The simple minded piousness of arguments for “not doing business with dictatorships”(whose definition?) would have condemned Egypt to a Burma type situation (a situation where everything is in the hands of the generals). Firms like Voda etc being in Egypt and elsewhere build up alternatives to purely regime controlled jobs, to purely state centric opportunities and locks them into a regime.
Boycotting doesn’t magically make anything better, it only makes comfortable Westerners have a momentary warm glow at the cost of opportunities and jobs for people otherwise condemned not to have them.
What do you imagine this would accomplish? Would it make the lives of the people living under the dictatorships better? Would it shorten the life of the regimes?
We already have such a system in place against Cuba, how’s that working out for us?
And which countries are we imagining should be included? Some countries are easy, like North Korea. Except North Korea is already completely isolated. Iran? Pakistan? Russia? China?
Were the Chinese people better off when China was isolated? Was the rest of the world better off when China was isolated?
Who knows what it would accomplish because there was always someone willing to trade with them if others were not.

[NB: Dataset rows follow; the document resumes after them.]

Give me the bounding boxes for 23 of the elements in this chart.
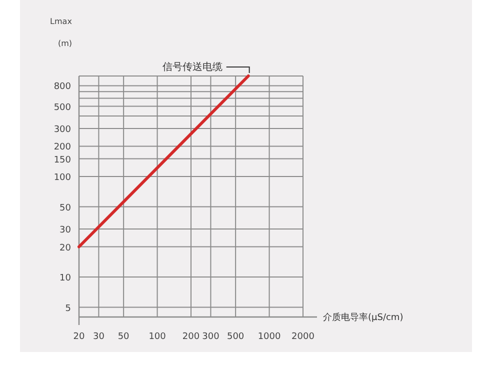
y-tick-label: 50 <box>60 203 72 214</box>
y-tick-label: 10 <box>60 274 72 284</box>
y-tick-label: 500 <box>54 102 72 113</box>
x-tick-label: 200 <box>182 332 200 342</box>
x-tick-label: 30 <box>92 332 105 342</box>
y-tick-label: 150 <box>54 155 72 166</box>
x-tick-label: 20 <box>73 332 85 342</box>
y-tick-label: 5 <box>65 304 71 314</box>
x-tick-label: 500 <box>226 332 244 342</box>
y-tick-label: 20 <box>60 243 72 254</box>
x-axis-title: 介质电导率(μS/cm) <box>323 312 404 323</box>
y-tick-label: 200 <box>54 142 72 153</box>
x-tick-label: 1000 <box>258 332 282 342</box>
x-tick-label: 100 <box>148 332 166 342</box>
y-tick-label: 800 <box>54 82 72 92</box>
x-tick-label: 50 <box>118 332 130 342</box>
x-tick-label: 300 <box>202 332 220 342</box>
annotation: 信号传送电缆 <box>162 61 222 73</box>
text: Lmax (m) <box>50 17 72 48</box>
y-tick-label: 30 <box>60 226 72 236</box>
x-tick-label: 2000 <box>292 332 315 342</box>
y-tick-label: 100 <box>54 173 72 184</box>
y-tick-label: 300 <box>54 125 72 136</box>
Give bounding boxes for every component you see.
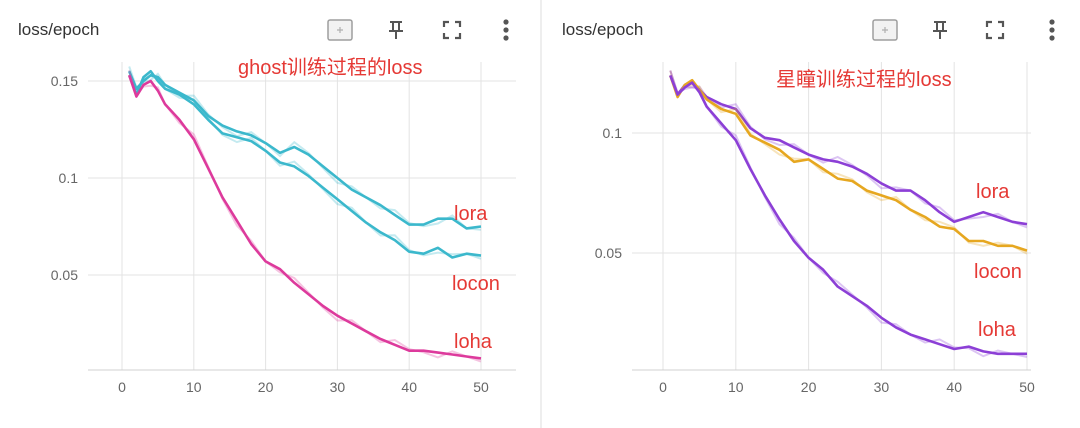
series-line-lora xyxy=(127,70,482,230)
more-vert-icon[interactable] xyxy=(492,16,520,44)
pin-icon[interactable] xyxy=(382,16,410,44)
series-label-locon: locon xyxy=(452,273,500,295)
fit-domain-icon[interactable] xyxy=(871,16,899,44)
series-raw-locon xyxy=(128,70,482,260)
x-tick-label: 30 xyxy=(874,379,890,395)
x-tick-label: 50 xyxy=(1019,379,1035,395)
panel-divider xyxy=(540,0,542,428)
y-tick-label: 0.05 xyxy=(595,245,622,261)
series-line-locon xyxy=(127,70,482,259)
chart-card-xingtong: loss/epoch 0 10 20 30 40 50 0.05 0.1 星瞳训练过程的loss… xyxy=(544,0,1080,428)
pin-icon[interactable] xyxy=(926,16,954,44)
y-tick-label: 0.1 xyxy=(59,170,79,186)
series-line-lora xyxy=(669,74,1028,226)
series-line-loha xyxy=(669,74,1027,356)
card-title: loss/epoch xyxy=(562,20,644,39)
series-label-locon: locon xyxy=(974,261,1022,283)
series-label-lora: lora xyxy=(976,181,1010,203)
x-tick-label: 10 xyxy=(186,379,202,395)
chart-annotation-title: 星瞳训练过程的loss xyxy=(776,68,952,91)
series-raw-loha xyxy=(128,70,482,363)
card-title: loss/epoch xyxy=(18,20,100,39)
series-line-loha xyxy=(127,74,482,360)
fit-domain-icon[interactable] xyxy=(326,16,354,44)
x-tick-label: 30 xyxy=(330,379,346,395)
chart-annotation-title: ghost训练过程的loss xyxy=(238,56,423,79)
x-tick-label: 40 xyxy=(401,379,417,395)
series-label-lora: lora xyxy=(454,203,488,225)
series-raw-loha xyxy=(669,70,1028,358)
y-tick-label: 0.15 xyxy=(51,73,78,89)
x-tick-label: 40 xyxy=(946,379,962,395)
chart-plot-xingtong: 0 10 20 30 40 50 0.05 0.1 星瞳训练过程的loss lora locon lo… xyxy=(595,62,1035,395)
more-vert-icon[interactable] xyxy=(1038,16,1066,44)
series-raw-lora xyxy=(669,70,1028,229)
y-tick-label: 0.1 xyxy=(603,125,623,141)
x-tick-label: 20 xyxy=(258,379,274,395)
series-raw-lora xyxy=(128,66,482,231)
x-tick-label: 20 xyxy=(801,379,817,395)
fullscreen-icon[interactable] xyxy=(981,16,1009,44)
chart-card-ghost: loss/epoch 0 10 20 30 40 50 0.05 0.1 0.15 ghost训练… xyxy=(18,16,520,395)
fullscreen-icon[interactable] xyxy=(438,16,466,44)
x-tick-label: 0 xyxy=(118,379,126,395)
series-label-loha: loha xyxy=(978,319,1017,341)
x-tick-label: 10 xyxy=(728,379,744,395)
x-tick-label: 0 xyxy=(659,379,667,395)
y-tick-label: 0.05 xyxy=(51,267,78,283)
series-line-locon xyxy=(669,74,1028,252)
x-tick-label: 50 xyxy=(473,379,489,395)
series-label-loha: loha xyxy=(454,331,493,353)
chart-plot-ghost: 0 10 20 30 40 50 0.05 0.1 0.15 ghost训练过程的loss lora… xyxy=(51,56,516,395)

And maybe not a total ban, just a preferred trade solution with those countries that are democratic or taxes on trade goods against those that are not.
You mean you do. I am free to go there as I please. Maybe if everyone was on board with boycotting Cuba then the government would have no funds to support itself and would fail. Who knows?
Which companies should we boycott then? Why them and not the countries themselves that are under dictatorships?
I’m not advocating either solution. I’m just asking why one form of boycott and not another?
I’d advocate boycotts of companies that sell single-purpose tools of repression. So if a company sells waterboards and tear gas to Algeria, they’re doing something evil. But building a phone system is something different, unless only the oligarchs get to use the phone system.